Political Philosophy – A Great Defence Of Liberalism – Except For The Continuing Delusions About The Paul Family – 17 March 2013


I am just reading through another article on the Bleeding Heart Libertarian blog site. This is a nice contrarian article where an invited guest explains why he doesn’t consider himself one of these eponymous “bleeding-heart libertarians”. I agree with most of what is posted in this article.

In particular, I enjoy this bit: “Here are some not-standardly-libertarian things I believe: Non-coercion fails to capture all, maybe even most, of what it means to be free. Taxation is often necessary and legitimate. The modern nation-state has been, on the whole, good for humanity. (See Steven Pinker’s new book.) Democracy is about as good as it gets. The institutions of modern capitalism are contingent arrangements that cannot be justified by an appeal to the value of liberty construed as non-interference. The specification of the legal rights that structure real-world markets have profound distributive consequences, and those are far from irrelevant to the justification of those rights. I could go on.”

Word. So could I. (And as most of you know, frequently I do.)

This basically goes to the core of what I think on the subject – libertarianism is woefully simplistic, appeals to feelings about being “free” without addressing the substance of what “freedom” actually involves, and seeks to dismantle institutions vital to our well-being.

It is good that someone said this, no doubt. But perhaps it is a testament to my contrarianism that I also have some criticisms of this article. Principally, it is regarding the nature of the politics of the Paul family – which seems to be a popular topic in national conversations these days as well.

So much of the illusion about Paulism is maintained by this author, even though he hits most of the other points correctly in this article. Take this, for example: “Somebody’s going to ask ‘Isn’t Ron Paul making a difference?’ So I’m going to say, ‘Yes.’ None of this is to say that right-fusionism of the Ron Paul variety isn’t now having an influence, or that none of it is good. I’m glad to see Paul spreading a few profoundly important ideas about foreign policy. But that doesn’t mean Paul’s decades of bilking paranoid bigots with bullshit prophesies of hyperinflationary race war was really a stroke of strategic genius after all. Or maybe it means it was. But that doesn’t make it right. I don’t think Paul would be where he is today without all those years of vile fear-mongering. And I don’t think anyone ought to get away with climbing up that evil ladder, kicking it away, then pretending he was born a thousand feet off the ground in the pure mountain air right there next to heaven. He knew what he was doing, chose to do it, and none of it can be justified by a little TV-time for salutary anti-imperialist and free-market ideas. I’d rather not be affiliated with a ‘movement’ that includes him in even a conflicted way.”

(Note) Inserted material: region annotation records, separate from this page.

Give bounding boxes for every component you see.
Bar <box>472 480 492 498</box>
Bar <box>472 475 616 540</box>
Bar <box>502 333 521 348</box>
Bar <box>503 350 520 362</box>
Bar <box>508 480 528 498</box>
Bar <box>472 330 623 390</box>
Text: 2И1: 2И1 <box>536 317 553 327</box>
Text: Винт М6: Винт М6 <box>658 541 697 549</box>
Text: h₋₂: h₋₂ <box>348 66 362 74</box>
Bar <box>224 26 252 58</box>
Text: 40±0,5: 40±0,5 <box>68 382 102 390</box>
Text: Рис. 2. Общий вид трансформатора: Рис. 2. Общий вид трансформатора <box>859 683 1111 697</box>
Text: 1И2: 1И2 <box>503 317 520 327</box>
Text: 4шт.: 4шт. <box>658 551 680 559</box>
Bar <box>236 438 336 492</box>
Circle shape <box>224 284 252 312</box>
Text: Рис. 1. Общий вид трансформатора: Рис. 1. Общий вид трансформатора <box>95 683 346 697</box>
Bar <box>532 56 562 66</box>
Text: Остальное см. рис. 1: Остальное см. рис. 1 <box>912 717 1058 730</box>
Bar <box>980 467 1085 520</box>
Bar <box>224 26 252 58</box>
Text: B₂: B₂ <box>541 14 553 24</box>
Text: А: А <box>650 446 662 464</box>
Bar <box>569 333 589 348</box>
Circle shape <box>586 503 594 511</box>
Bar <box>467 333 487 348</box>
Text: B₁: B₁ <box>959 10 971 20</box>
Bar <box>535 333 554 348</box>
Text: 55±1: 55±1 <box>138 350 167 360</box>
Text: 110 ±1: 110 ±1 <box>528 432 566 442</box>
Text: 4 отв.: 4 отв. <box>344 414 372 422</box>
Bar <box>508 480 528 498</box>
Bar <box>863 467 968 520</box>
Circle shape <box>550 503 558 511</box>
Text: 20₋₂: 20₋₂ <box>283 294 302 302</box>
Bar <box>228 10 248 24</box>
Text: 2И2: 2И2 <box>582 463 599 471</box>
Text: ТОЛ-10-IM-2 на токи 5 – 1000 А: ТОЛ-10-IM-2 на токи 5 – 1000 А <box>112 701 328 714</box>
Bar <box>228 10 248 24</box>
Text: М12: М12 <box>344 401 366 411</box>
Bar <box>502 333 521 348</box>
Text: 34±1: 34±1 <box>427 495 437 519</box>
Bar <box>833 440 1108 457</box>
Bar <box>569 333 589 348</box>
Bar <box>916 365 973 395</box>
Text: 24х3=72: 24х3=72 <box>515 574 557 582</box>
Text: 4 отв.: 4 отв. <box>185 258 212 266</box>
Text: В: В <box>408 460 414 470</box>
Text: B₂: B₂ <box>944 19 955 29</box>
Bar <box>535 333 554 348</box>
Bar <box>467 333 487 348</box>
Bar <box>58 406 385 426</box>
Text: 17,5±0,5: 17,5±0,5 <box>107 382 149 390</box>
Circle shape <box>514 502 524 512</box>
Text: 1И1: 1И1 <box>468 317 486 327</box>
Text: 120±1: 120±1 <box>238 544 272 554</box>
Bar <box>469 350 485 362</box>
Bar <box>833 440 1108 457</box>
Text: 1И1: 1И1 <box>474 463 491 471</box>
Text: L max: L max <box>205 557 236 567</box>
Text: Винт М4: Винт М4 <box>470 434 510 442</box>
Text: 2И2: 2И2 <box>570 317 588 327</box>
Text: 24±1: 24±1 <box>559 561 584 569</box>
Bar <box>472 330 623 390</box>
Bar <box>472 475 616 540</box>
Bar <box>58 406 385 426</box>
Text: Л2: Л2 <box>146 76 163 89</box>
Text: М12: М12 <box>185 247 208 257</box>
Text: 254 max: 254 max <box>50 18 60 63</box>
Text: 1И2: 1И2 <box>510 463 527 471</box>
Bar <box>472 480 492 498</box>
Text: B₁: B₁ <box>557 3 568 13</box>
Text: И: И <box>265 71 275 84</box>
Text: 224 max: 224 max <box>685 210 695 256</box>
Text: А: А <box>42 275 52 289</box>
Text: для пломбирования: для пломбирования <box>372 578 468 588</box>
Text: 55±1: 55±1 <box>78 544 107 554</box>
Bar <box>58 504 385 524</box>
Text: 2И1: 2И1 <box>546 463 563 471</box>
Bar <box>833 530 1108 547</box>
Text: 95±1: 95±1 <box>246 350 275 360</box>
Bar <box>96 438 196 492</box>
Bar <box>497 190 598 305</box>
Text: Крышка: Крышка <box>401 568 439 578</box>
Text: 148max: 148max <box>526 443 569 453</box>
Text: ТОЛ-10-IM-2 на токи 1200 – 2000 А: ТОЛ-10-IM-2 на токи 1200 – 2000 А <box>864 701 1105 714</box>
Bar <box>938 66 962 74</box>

I agree that it’s better not to mess around with the politics of Ron, and I would gladly throw Rand in with that as well – but I take strong exception to the idea that either of the Pauls have something to teach us about foreign policy. “Profoundly important ideas about foreign policy”? Isolationism is a profoundly important idea?

It’s especially odd that someone who accuses Ron Paul of furthering “bullshit prophesies of hyperinflationary race war” in the very same paragraph could possibly think that Ron Paul has salutary ideas about keeping the country out of a foreign war. (Or am I misunderstanding that there is a meaningful difference between promoting violent conflict at home and seeming to eschew it abroad?)

It would seem like a more appropriate conclusion to reach about Paulism is that it’s an ideologically consistent philosophy of not bothering to get involved when other people need basic protections of human life and decent care. They don’t do that at home, and they don’t do it abroad either. (Some of our current liberals only differ in that they want to do this at home, but still don’t care about people abroad. This is, in my view, why they’re sometimes willing to play footsie with the Pauls. However, I will not be joining them.)

Anyway, it’s good to see this blog has some decent debates going – hopefully the next one will involve someone questioning “libertarian” foreign policy, bleeding heart or otherwise.